Так выглядело в жизни, то, что газеты и ораторы выражают сухими, как осенние листья, словами «формы работы». Гудел, не умолкая, в этом мрачном застенке колокол совести.

— Листовку бы насчет «петушка», — не то советуясь, не то поручая, сказал мне «дядя Сергей». Прощаясь, он незаметно оставил в моей ладони две узенькие полоски чистой бумаги. Кто-то украдкой оторвал их от немецкой газеты и передал нам.

Фашисты боялись листовок. И попадись кто с этими полосками — ждали его допросы, пытки, расстрел…

Бумага жгла ладонь. А в голове звучала детская припевка: «Петушок, петушок, золотой гребешок, масляна головушка, шелкова бородушка»… Детство… Да было ли оно? Воспоминания оборвал выстрел. Кого-то убили, кого-то из нас.

Я написал на полосках: «Петушок» — наш враг. Дайте ему осесть на дно. Наша жизнь нужна Родине!»

Утром на дверях барака белела полоска бумаги. Но это была не моя листовка. И слова не те. И рука не та. Листовки видели на столбах, и в третьем и в шестом бараках там где-то висели и мои полоски, и люди читали их.
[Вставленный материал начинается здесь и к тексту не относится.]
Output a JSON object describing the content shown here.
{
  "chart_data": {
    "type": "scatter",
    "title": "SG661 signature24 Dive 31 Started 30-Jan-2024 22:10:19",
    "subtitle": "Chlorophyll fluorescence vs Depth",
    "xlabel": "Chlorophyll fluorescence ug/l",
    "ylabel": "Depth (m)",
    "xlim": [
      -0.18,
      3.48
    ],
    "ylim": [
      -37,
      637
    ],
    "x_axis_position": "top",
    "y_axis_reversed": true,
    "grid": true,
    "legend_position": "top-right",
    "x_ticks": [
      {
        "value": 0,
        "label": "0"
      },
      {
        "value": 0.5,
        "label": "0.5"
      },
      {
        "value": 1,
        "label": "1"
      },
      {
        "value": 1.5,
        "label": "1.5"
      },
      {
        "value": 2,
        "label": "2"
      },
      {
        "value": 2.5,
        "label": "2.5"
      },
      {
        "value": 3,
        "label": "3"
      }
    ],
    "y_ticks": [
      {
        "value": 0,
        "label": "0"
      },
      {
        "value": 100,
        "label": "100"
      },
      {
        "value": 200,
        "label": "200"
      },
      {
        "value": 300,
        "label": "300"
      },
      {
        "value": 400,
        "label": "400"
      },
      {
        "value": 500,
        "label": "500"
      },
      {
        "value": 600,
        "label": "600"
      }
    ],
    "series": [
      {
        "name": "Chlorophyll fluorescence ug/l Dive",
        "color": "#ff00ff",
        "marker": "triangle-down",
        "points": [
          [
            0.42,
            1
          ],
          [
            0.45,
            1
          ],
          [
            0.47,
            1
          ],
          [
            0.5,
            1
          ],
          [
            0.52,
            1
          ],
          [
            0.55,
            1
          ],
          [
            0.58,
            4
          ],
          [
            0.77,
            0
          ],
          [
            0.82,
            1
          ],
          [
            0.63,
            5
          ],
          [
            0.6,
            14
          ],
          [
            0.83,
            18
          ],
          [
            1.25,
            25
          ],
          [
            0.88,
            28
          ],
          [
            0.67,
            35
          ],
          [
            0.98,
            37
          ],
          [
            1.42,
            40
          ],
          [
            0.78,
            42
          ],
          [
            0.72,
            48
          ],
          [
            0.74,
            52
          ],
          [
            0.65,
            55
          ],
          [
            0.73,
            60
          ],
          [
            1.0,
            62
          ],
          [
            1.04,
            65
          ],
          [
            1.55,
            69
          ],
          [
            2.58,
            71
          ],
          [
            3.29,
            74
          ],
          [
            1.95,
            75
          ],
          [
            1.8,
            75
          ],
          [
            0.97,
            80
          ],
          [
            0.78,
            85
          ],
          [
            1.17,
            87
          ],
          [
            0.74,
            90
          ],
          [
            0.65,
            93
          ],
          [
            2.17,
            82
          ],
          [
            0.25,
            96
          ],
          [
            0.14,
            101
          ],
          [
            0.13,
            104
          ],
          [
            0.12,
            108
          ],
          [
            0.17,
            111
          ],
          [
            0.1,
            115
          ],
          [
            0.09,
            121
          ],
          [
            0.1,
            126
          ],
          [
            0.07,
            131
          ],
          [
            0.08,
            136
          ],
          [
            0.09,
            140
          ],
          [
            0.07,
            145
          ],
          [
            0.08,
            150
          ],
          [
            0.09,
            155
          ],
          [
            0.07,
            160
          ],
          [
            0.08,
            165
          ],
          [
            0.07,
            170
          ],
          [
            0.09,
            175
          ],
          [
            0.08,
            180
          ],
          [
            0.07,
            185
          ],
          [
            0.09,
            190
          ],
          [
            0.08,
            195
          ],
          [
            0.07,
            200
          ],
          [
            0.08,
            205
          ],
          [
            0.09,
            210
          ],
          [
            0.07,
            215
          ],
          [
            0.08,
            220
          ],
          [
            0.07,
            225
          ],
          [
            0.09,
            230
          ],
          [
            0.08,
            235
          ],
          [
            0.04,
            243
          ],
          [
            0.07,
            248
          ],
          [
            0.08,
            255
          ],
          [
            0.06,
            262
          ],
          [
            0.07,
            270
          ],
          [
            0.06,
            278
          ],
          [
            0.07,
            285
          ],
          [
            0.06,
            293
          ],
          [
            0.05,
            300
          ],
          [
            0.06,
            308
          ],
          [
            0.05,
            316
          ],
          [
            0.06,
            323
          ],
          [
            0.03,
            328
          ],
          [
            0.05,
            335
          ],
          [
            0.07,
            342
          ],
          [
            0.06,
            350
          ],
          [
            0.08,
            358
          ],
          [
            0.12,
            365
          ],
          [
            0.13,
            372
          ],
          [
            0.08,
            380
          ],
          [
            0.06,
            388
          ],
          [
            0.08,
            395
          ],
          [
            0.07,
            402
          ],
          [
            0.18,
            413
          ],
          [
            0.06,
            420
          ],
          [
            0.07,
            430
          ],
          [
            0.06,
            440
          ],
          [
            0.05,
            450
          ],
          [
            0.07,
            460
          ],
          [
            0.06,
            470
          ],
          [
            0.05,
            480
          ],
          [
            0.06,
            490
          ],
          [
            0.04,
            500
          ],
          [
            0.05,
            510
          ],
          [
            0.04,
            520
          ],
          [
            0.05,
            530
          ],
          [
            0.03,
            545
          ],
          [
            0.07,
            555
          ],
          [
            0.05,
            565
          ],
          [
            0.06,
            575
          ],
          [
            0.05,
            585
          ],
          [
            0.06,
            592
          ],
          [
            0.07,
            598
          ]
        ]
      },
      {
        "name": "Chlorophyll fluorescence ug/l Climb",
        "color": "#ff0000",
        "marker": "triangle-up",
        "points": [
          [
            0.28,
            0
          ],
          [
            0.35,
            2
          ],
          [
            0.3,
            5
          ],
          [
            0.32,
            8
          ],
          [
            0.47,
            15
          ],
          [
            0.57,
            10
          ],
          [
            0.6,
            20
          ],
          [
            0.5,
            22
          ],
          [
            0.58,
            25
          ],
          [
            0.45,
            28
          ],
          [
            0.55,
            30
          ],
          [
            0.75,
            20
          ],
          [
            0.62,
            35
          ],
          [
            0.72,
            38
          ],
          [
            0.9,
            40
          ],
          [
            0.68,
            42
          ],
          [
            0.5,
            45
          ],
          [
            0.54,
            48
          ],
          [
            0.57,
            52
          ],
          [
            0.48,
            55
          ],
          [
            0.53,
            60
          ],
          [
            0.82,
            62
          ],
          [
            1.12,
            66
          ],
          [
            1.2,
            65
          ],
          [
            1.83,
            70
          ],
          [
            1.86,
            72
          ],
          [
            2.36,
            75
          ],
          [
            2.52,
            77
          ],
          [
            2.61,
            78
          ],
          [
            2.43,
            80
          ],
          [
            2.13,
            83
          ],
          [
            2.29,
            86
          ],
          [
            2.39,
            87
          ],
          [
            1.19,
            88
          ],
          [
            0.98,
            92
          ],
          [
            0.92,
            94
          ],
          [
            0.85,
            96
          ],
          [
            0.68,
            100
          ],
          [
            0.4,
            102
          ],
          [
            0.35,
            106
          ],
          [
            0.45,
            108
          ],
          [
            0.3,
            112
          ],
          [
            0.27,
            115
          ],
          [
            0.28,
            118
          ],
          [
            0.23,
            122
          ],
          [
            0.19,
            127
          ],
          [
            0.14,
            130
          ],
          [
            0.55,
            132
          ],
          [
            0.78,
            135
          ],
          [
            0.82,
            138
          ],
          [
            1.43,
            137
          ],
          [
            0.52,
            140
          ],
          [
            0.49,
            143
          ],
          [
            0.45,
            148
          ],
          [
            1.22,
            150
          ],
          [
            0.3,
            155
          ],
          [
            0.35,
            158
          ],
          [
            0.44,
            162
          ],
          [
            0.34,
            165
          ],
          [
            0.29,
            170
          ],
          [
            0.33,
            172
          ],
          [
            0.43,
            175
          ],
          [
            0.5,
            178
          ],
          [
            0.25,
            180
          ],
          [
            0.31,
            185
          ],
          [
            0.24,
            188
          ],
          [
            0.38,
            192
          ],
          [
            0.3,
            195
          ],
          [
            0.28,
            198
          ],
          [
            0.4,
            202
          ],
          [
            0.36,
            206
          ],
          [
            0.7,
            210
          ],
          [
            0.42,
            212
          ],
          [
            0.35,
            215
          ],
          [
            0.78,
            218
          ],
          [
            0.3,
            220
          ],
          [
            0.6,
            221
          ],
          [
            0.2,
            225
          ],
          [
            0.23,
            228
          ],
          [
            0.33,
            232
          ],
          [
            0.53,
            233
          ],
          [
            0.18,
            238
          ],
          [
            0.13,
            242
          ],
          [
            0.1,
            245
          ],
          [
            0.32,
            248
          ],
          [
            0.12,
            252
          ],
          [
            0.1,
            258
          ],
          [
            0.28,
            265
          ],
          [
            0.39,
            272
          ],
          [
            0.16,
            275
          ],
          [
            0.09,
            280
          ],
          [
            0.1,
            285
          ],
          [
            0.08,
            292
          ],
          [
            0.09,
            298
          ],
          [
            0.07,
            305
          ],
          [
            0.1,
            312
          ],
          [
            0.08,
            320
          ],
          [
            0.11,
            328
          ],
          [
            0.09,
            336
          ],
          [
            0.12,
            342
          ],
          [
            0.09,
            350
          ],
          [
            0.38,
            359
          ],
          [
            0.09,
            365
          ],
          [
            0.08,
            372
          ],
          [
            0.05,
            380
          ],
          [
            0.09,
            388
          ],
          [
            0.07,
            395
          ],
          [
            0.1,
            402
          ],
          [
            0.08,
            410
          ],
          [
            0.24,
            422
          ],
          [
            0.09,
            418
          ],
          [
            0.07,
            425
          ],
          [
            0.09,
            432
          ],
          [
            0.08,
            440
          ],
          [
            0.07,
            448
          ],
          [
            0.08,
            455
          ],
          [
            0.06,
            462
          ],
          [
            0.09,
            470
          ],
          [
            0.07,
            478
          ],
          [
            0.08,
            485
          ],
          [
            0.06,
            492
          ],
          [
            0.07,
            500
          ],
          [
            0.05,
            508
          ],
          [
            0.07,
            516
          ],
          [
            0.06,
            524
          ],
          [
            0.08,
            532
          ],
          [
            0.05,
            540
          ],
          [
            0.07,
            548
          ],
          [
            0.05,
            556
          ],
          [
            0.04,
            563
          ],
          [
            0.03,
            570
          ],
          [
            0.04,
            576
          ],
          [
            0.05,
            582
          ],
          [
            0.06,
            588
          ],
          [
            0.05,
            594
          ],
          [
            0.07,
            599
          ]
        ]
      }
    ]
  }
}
Через несколько дней я снова получил задание:

— Выступим еще раз против «петушка». Люди мрут, ухи.

— Сделаю, — ответил я, А сам не верил, что наши листовки помогут.

— Думаешь, дохлую лошадь подковываем? — угадав мои мысли, сказал «дядя Сергей», Капля камень долбит!

Когда листовки появились снова, немцы будто с цепи сорвались. Стали брать людей без разбора. Одних избивали других задабривали: старались нащупать организацию. А она получила сигналы: «Петушок» все прибывает! Действуйте!»

Передавал эти сообщения один наш товарищ — «Художник».

Да, я и забыл, что вы не знаете, о чем, собственно, идет речь. Сейчас объясню.

В концлагере фашисты положили «паек» такой, чтобы жилось недолго и умиралось не сразу. Двести граммов черствого черного хлеба с какими-то примесями. Два раза в день мутная похлебка-баланда. И больше ни крошки. Ни капли.

Мы страшно отощали. Стали шататься зубы, кровоточить десны. Мучили рези в желудке. Люди умирали десятками.

Вскоре мы разобрались, в чем дело. В баланду гитлеровцы засыпали какой-то порошок, по цвету и виду — ни дать ни взять цемент. А была это костная мука для подмешивания в корм курам-несушкам. Привозили ее в лагерь в больших бумажных мешках с яркой фабричной маркой — красным петухом.

С каждой неделей все круче и круче замешивалась баланда этим самым «петушком». Даже здоровый желудок не мог бы справиться с ним. Порошок камнем оседал в кишках. Спасения не было.